Supplementing with Peptides: Good for Extra Pep or a Needless Step

Supplementing with Peptides: Good for Extra Pep or a Needless Step

In the most basic of terms, peptides are short proteins: chains of amino acids, the body’s building blocks, that are between 2 and 50 units long.

Peptides and proteins alike are touted as a sort of fountain of youth by health and wellness influencers.

Here, Jorge Ruas, Ph.D., of the U-M Department of Pharmacology, talks about peptides, how they work and whether supplementing them lends any benefit.

How does what you study relate to peptides?

Ruas: My lab is very interested in the idea of organ-to-organ communication to understand how the body adapts to exercise.

For example, when you are running, your muscles release a variety of substances, including peptides and small molecules (metabolites), that together can inform the rest of your body, your brain, heart, liver, fat tissue, kidneys, about the state of your body’s systems.

And this is fundamental for your whole body to adapt to the benefits of exercise training.

We’re interested in it from a physiological perspective, because these are exactly the same mechanisms that get dysregulated in many diseases and from a pharmacology perspective, since we want to know if these substances can have therapeutic value.

Can you explain more about what peptides are and what they do?

Ruas: Proteins and peptides as made of amino acids linked together.

There are 20 different amino acids, 9 of which the body can’t make and has to take in from diet.

If you imagine each amino acid represented by a letter (which they can be), each peptide and protein can be any combination of those 20 amino acids in any possible order.

You can imagine it’s complicated to talk about their functions because they are so diverse.

One of the most familiar peptides is the hormone insulin, which is secreted from the pancreas to control blood sugar, by communicating with muscle, fat, the liver and the brain.

It’s involved in the systemic regulation of energy.

What is an example of a peptide drug?

Ruas: With peptide drugs, we are essentially trying to mimic what the body does naturally.

For example, GLP-1 is released by the intestine after a meal to stimulate insulin production and suppress appetite and tell you when to stop eating (GLP-1 analogues were initially developed to treat diabetes).

People have thought, well, if GLP-1 naturally suppresses appetite, let’s just use it to suppress appetite to treat obesity.

The problem is that the GLP-1 that the body makes has an extremely short half-like, meaning it goes into circulation and then quickly disappears.

What pharmaceutical companies were able to do is come up with a method so that after you inject GLP-1 it would last longer in circulation so that your brain is constantly receiving the message to stop eating.

What are some of the challenges that come with peptide supplementation?

Ruas: There is a whole class of drug investigation centered around identifying peptides the body’s organs use to communicate with each other and then trying to copy them.

One of the issues is with taking these drugs or supplements by mouth.

The acid and protein-digesting enzymes in the stomach break down proteins and peptides (that are too large to be absorbed into circulation) into their components, amino acids.

Those can then be absorbed in the intestine, distributed to the organs, and used for whatever processes the body needs.

So what’s absorbed into your body is no longer the peptide you ingested, but its building blocks.

The pharmaceutical industry has techniques to try to work around these limitations and produce something that has a consistent, reproducible effect that can be studied with clinical studies, a process that costs many millions of dollars.

Supplements don’t have this level of study or regulation.

While the idea of the peptide may not be wrong, non-regulated supplements are often produced without proper formulation, quality control or human testing.

What that means is that there’s not enough information or very small clinical studies to support their use.
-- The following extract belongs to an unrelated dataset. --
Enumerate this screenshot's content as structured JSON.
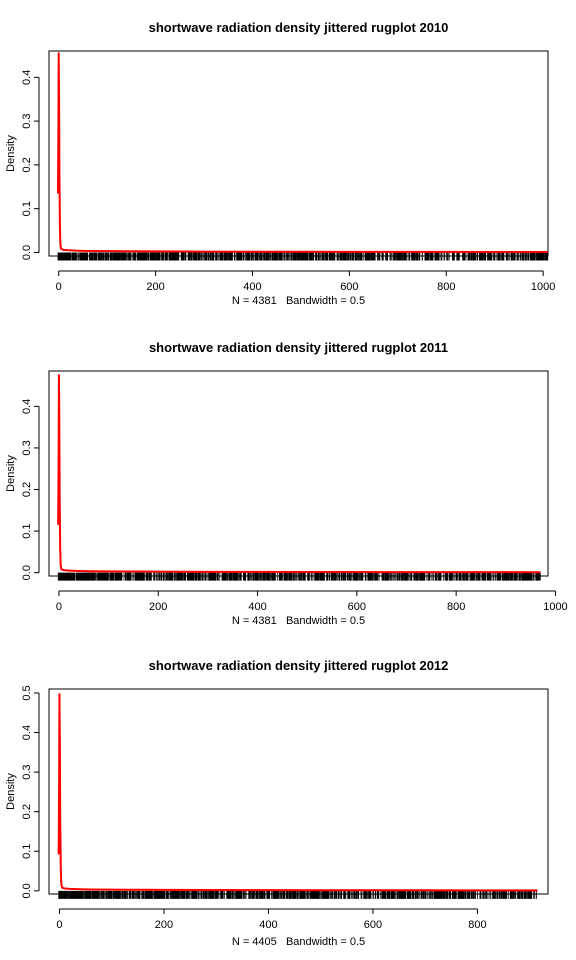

And if they do exist, the results were not impressive, because otherwise people would have pursued them as pharmaceuticals (which would fall under FDA regulation.)

Do most people need supplements?

Ruas: If you have a balanced diet, you don’t need a supplement.

You will get all the amino acids you need from your food, unless you’re doing a restrictive diet.

And while you can provide your body with extra, it will not take what it does not need.

If you are actively exercising and lifting weights, then the supplementation of amino acids does have an effect because your body is building more muscle.

But the body of a sedentary person will either not use extra peptides and proteins or store that energy in the form of adipose tissue, or fat.

What is your message for people interested in peptides and the like for longevity?

Ruas: My most boring and repetitive message is to care about your diet, exercise and sleep well; this is not just my message, but what the World Health Organization recommends.

The movement of your body, the contraction of your muscles naturally releases a lot of these peptides and substances that keep you healthier, more alert and so on.

As for supplements, think about whether you really need them and what might be the price might be in the long run by ingesting or injecting something that is not properly validated for safety and efficacy.

In biology there’s always a price to pay.